Jakob Lorber - Het Grote Johannes Evangelie (deel 6)

«« 139 / 248 »»
[1] Op deze middag bezocht Ik met de overste, de hoofdman en hun familieleden enkele arme joden, die in deze omgeving met van alles handel dreven en sjacherden, maar weinig verdienden, omdat de slimme Grieken hen overal vóór waren. De overste en de hoofdman gaven hun wat; maar Ik raadde hen aan naar huis te gaan en daar hun handen te gebruiken en met werk dat zij aankonden hun dagelijks brood te verdienen. Want in welk land iemand met weinig talenten geboren is, moet hij blijven en voor zichzelf en de zijnen voor een redelijk bestaan zorgen. Alleen mensen met vele, grote talenten behoren net als de zon de hele aarde toe, omdat hun geestelijk licht de levensweg van alle andere mensen moet verlichten.
[2] Toen merkte EEN JOOD op: 'Meester, waarom hebben wij dan van Jehova zo weinig talenten gekregen voor de reis door deze armzalige wereld? Had Hij ons ook niet flink wat talenten kunnen geven?'
[3] IK zei: O, ongetwijfeld; maar Hij weet het best wat er voor elk mens goed is, en daarom heeft Hij jullie ook precies zoveel talenten gegeven als jullie nodig hebben. Want door veel talenten wordt geen mens zalig, omdat zij geen menselijke verdienste, maar alleen Gods werk en verdienste zijn. Wie veel gekregen heeft, zal ook over veel rekenschap moeten afleggen; wie maar weinig gekregen heeft, zal ook slechts over weinig rekenschap behoeven af te leggen.
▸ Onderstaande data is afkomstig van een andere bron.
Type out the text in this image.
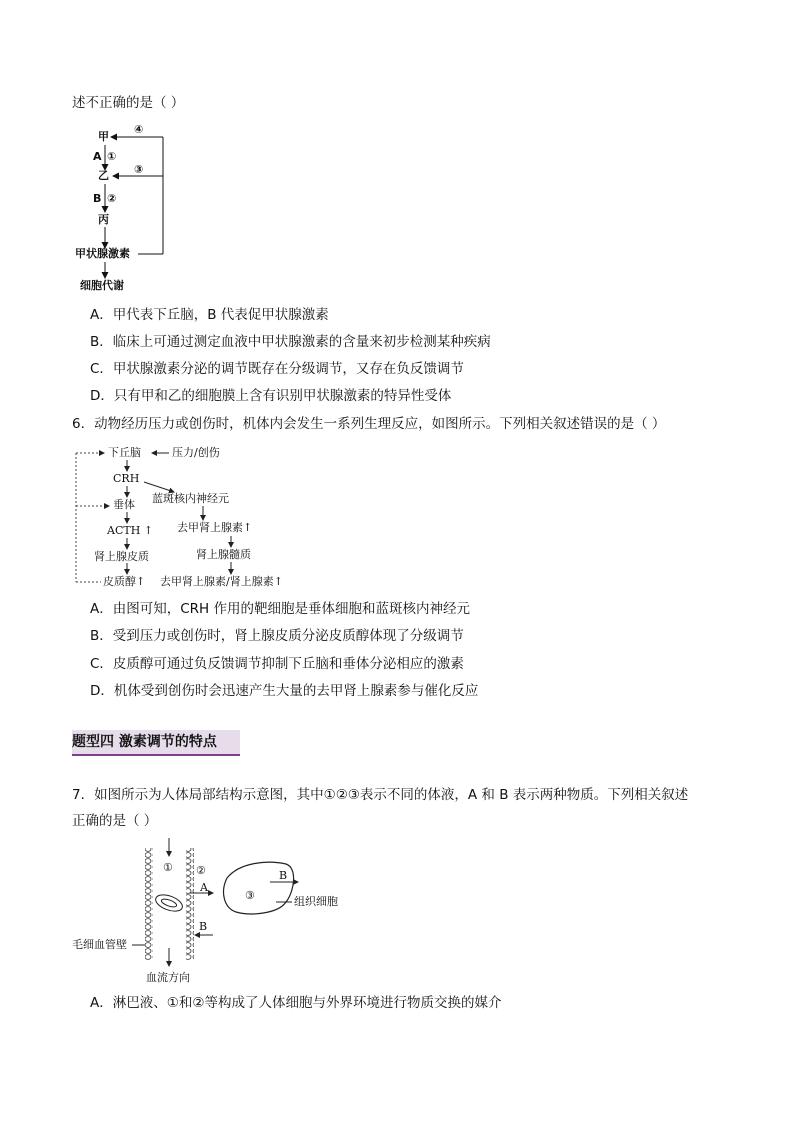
述不正确的是（ ）
甲
④
A ①
乙 ③
B ②
丙
甲状腺激素
细胞代谢
A．甲代表下丘脑，B 代表促甲状腺激素
B．临床上可通过测定血液中甲状腺激素的含量来初步检测某种疾病
C．甲状腺激素分泌的调节既存在分级调节，又存在负反馈调节
D．只有甲和乙的细胞膜上含有识别甲状腺激素的特异性受体
6．动物经历压力或创伤时，机体内会发生一系列生理反应，如图所示。下列相关叙述错误的是（ ）
下丘脑	压力/创伤
CRH
蓝斑核内神经元
垂体
去甲肾上腺素↑
ACTH ↑
肾上腺皮质	肾上腺髓质
皮质醇↑ 去甲肾上腺素/肾上腺素↑
A．由图可知，CRH 作用的靶细胞是垂体细胞和蓝斑核内神经元
B．受到压力或创伤时，肾上腺皮质分泌皮质醇体现了分级调节
C．皮质醇可通过负反馈调节抑制下丘脑和垂体分泌相应的激素
D．机体受到创伤时会迅速产生大量的去甲肾上腺素参与催化反应
题型四 激素调节的特点
7．如图所示为人体局部结构示意图，其中①②③表示不同的体液，A 和 B 表示两种物质。下列相关叙述
正确的是（ ）
① ②
A
③
B
B
组织细胞
毛细血管壁
血流方向
A．淋巴液、①和②等构成了人体细胞与外界环境进行物质交换的媒介
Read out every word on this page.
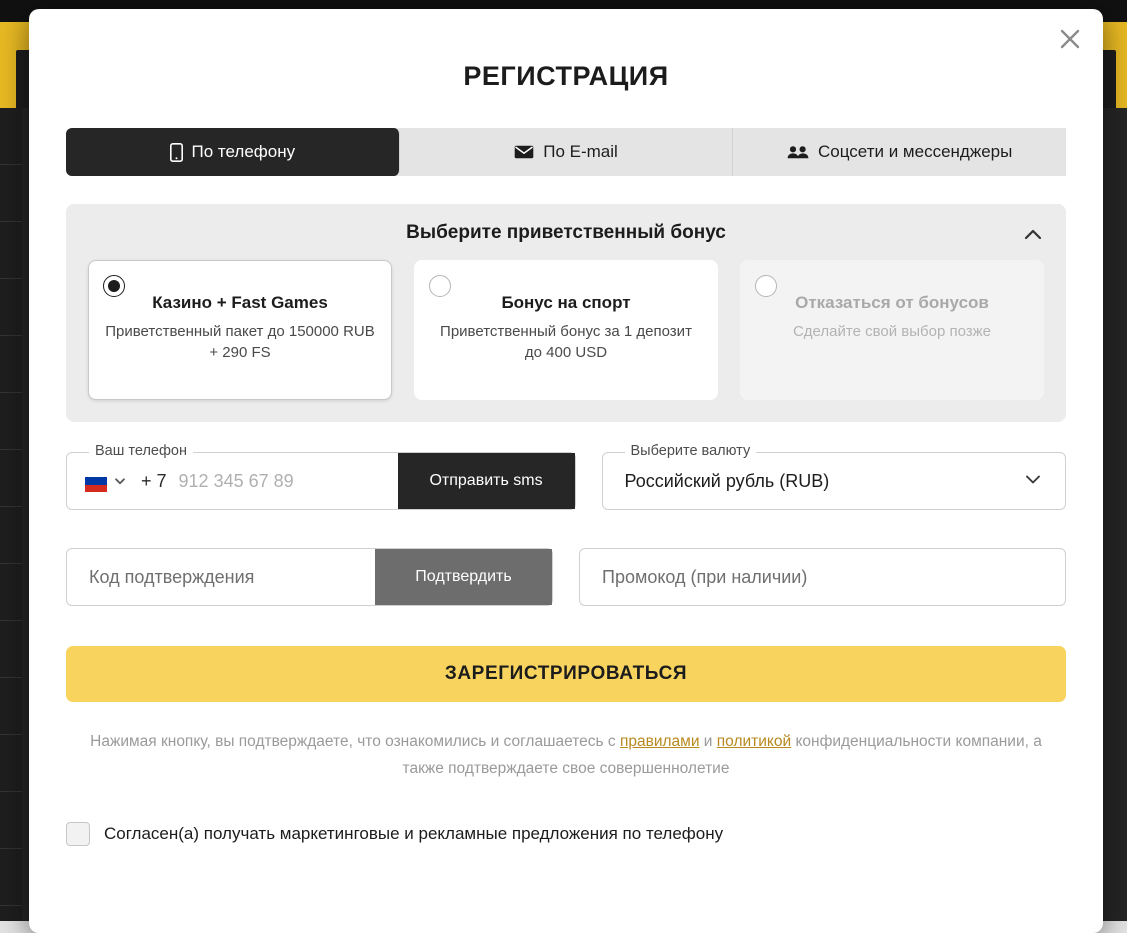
РЕГИСТРАЦИЯ
По телефону	По E-mail	Соцсети и мессенджеры
Выберите приветственный бонус
Казино + Fast Games
Приветственный пакет до 150000 RUB + 290 FS
Бонус на спорт
Приветственный бонус за 1 депозит до 400 USD
Отказаться от бонусов
Сделайте свой выбор позже
Ваш телефон
+ 7
912 345 67 89	Отправить sms
Выберите валюту
Российский рубль (RUB)
Код подтверждения
Подтвердить
Промокод (при наличии)
ЗАРЕГИСТРИРОВАТЬСЯ
Нажимая кнопку, вы подтверждаете, что ознакомились и соглашаетесь с правилами и политикой конфиденциальности компании, а также подтверждаете свое совершеннолетие
Согласен(а) получать маркетинговые и рекламные предложения по телефону
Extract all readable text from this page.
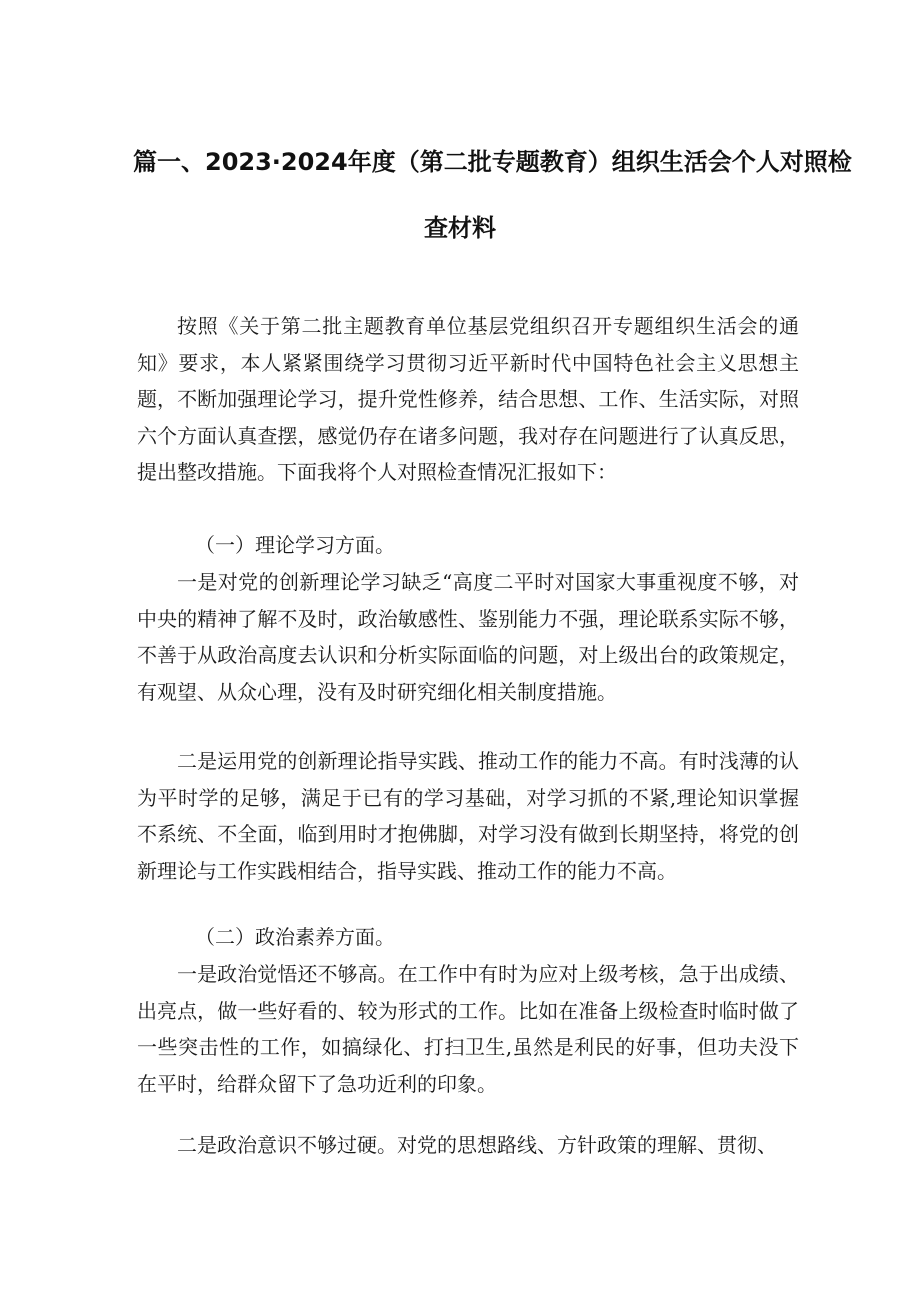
篇一、2023·2024年度（第二批专题教育）组织生活会个人对照检
查材料

按照《关于第二批主题教育单位基层党组织召开专题组织生活会的通知》要求，本人紧紧围绕学习贯彻习近平新时代中国特色社会主义思想主题，不断加强理论学习，提升党性修养，结合思想、工作、生活实际，对照六个方面认真查摆，感觉仍存在诸多问题，我对存在问题进行了认真反思，提出整改措施。下面我将个人对照检查情况汇报如下：

（一）理论学习方面。

一是对党的创新理论学习缺乏“高度二平时对国家大事重视度不够，对中央的精神了解不及时，政治敏感性、鉴别能力不强，理论联系实际不够，不善于从政治高度去认识和分析实际面临的问题，对上级出台的政策规定，有观望、从众心理，没有及时研究细化相关制度措施。

二是运用党的创新理论指导实践、推动工作的能力不高。有时浅薄的认为平时学的足够，满足于已有的学习基础，对学习抓的不紧,理论知识掌握不系统、不全面，临到用时才抱佛脚，对学习没有做到长期坚持，将党的创新理论与工作实践相结合，指导实践、推动工作的能力不高。

（二）政治素养方面。

一是政治觉悟还不够高。在工作中有时为应对上级考核，急于出成绩、出亮点，做一些好看的、较为形式的工作。比如在准备上级检查时临时做了一些突击性的工作，如搞绿化、打扫卫生,虽然是利民的好事，但功夫没下在平时，给群众留下了急功近利的印象。

二是政治意识不够过硬。对党的思想路线、方针政策的理解、贯彻、
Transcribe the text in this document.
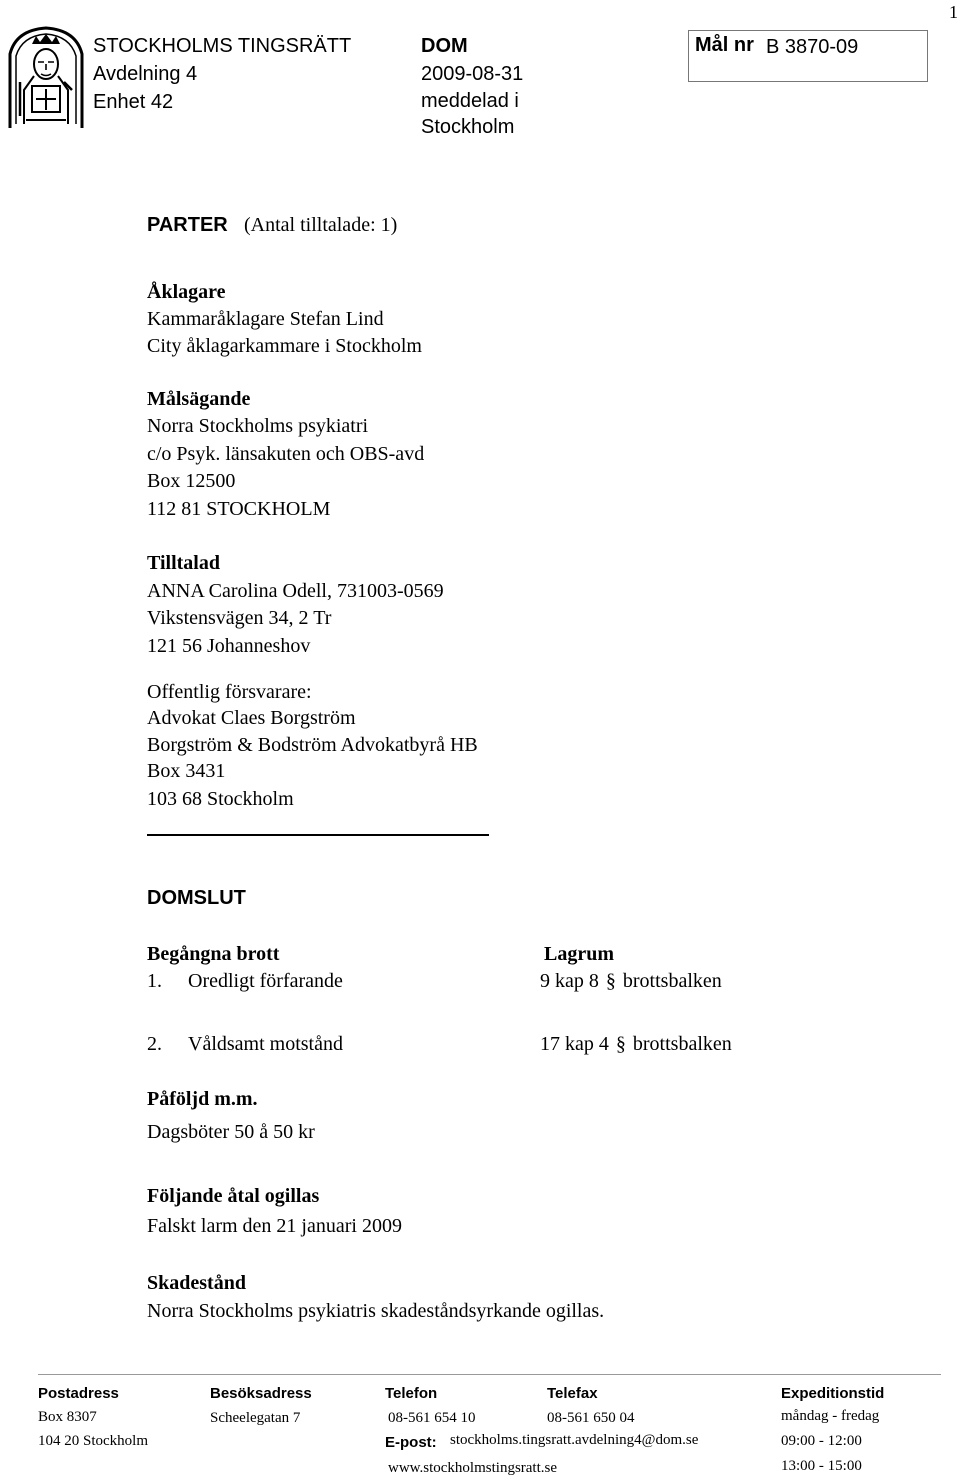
1
STOCKHOLMS TINGSRÄTT
Avdelning 4
Enhet 42
DOM
2009-08-31
meddelad i
Stockholm
Mål nr B 3870-09
PARTER (Antal tilltalade: 1)
Åklagare
Kammaråklagare Stefan Lind
City åklagarkammare i Stockholm
Målsägande
Norra Stockholms psykiatri
c/o Psyk. länsakuten och OBS-avd
Box 12500
112 81 STOCKHOLM
Tilltalad
ANNA Carolina Odell, 731003-0569
Vikstensvägen 34, 2 Tr
121 56 Johanneshov
Offentlig försvarare:
Advokat Claes Borgström
Borgström & Bodström Advokatbyrå HB
Box 3431
103 68 Stockholm
DOMSLUT
Begångna brott	Lagrum
1. Oredligt förfarande	9 kap 8 § brottsbalken
2. Våldsamt motstånd	17 kap 4 § brottsbalken
Påföljd m.m.
Dagsböter 50 å 50 kr
Följande åtal ogillas
Falskt larm den 21 januari 2009
Skadestånd
Norra Stockholms psykiatris skadeståndsyrkande ogillas.
Postadress
Box 8307
104 20 Stockholm
Besöksadress
Scheelegatan 7
Telefon
08-561 654 10
E-post: stockholms.tingsratt.avdelning4@dom.se
www.stockholmstingsratt.se
Telefax
08-561 650 04
Expeditionstid
måndag - fredag
09:00 - 12:00
13:00 - 15:00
Eenzelfde zonde zal bij rijk getalenteerden later op de weegschaal van de goddelijke gerechtigheid veel zwaarder wegen dan bij gering getalenteerden. Want wanneer een wetgever zelf tegen zijn wetten handelt, is dat stellig erger dan wanneer degene ertegen zondigt, aan wie de wet gegeven werd. Laat daarom niemand een mens benijden aan wie God veel grote talenten geschonken heeft; want zo iemand zal op aarde altijd ook heel veel moeten verduren. Wees daarom blij dat jullie door God maar met weinig talenten gezegend zijn!'
[4] Toen DE JOOD dat hoorde, zei hij: 'Meester, u heeft heel wijs en juist gesproken, en zo is het ook; maar ik ben toch van mening dat iemand die met heel weinig licht 's nachts op pad is, beslist gemakkelijker in een afgrond valt dan degene wiens weg door een behoorlijke zon wordt verlicht! Maar als je eenmaal verpletterd en dood in een afgrond ligt, maakt het niets meer uit of je met weinig of met veellicht in die afgrond de dood gevonden hebt. En dan vind ik dat de met veellicht begaafde mens er toch altijd beter aan toe is dan de met weinig licht begaafde, omdat de eerste de afgrond al van ver kon zien en ontwijken, terwijl de met weinig licht begaafde vaak een afgrond nog niet ziet ook al staat hij vlak bij de rand.'
[5] IK zei: 'Daar heb jij ook gelijk in, maar juist daarom kan iemand die met weinig licht begaafd is maar beter thuis blijven, waar hij de bodem waarop hij staat ook 's nachts kent en zijn stappen met zekerheid weet te zetten. In eigen huis zal ieder het best weten hoe hij moet lopen om geen misstap te doen; maar in een groot vreemd huis, waarvan hij niet weet hoe het er van binnen uitziet, zal hij met zijn zwakke lamplicht moeilijk de weg vinden. Wie God de Heer dus minder licht gegeven heeft, heeft Hij als kinderen ook zeker lief, omdat Hij daardoor hun opgave van de aardse levensproef zo licht mogelijk heeft gemaakt, terwijl Hij de weg van de grote geesten met zeer veel doornen bezaaid heeft, zodat het bewandelen daarvan helemaal niet zo gemakkelijk is. Daarom, kleine joodse geesten, vat moed en ga weer naar je land! Daar zullen jullie werk in overvloed vinden dat past bij jullie licht; maar hier valt voor jullie niets te verdienen.'
[6] Toen zei ook DE OVERSTE: 'Ja,ja, beste mensen, de Heer heeft volkomen gelijk! Het gaat jullie hier voor zover ik weet erg miserabel en slecht, en ik kan jullie situatie echt niet verbeteren. Ga dus naar je eigen land, daar zullen jullie beslist beter ontvangen worden dan hier! Jullie gesjacher brengt je niets op, en ons werk kunnen jullie niet doen, omdat je daar geen ervaring in hebt, daarom zullen jullie je thuis veel beter voelen. Maar opdat jullie gemakkelijker in jullie land kunnen komen, zal ik jullie uit liefde voor deze Meester, die ook een Jood is, reisgeld geven.'
[7] Toen de arme joden dat hoorden renden zij naar het huis waar zij woonden, haalden hun kinderen op en zeiden dat zij met hen de reis tot ver achter Bethlehem moeilijk konden maken, daar zij nu geen lastdieren meer bezaten.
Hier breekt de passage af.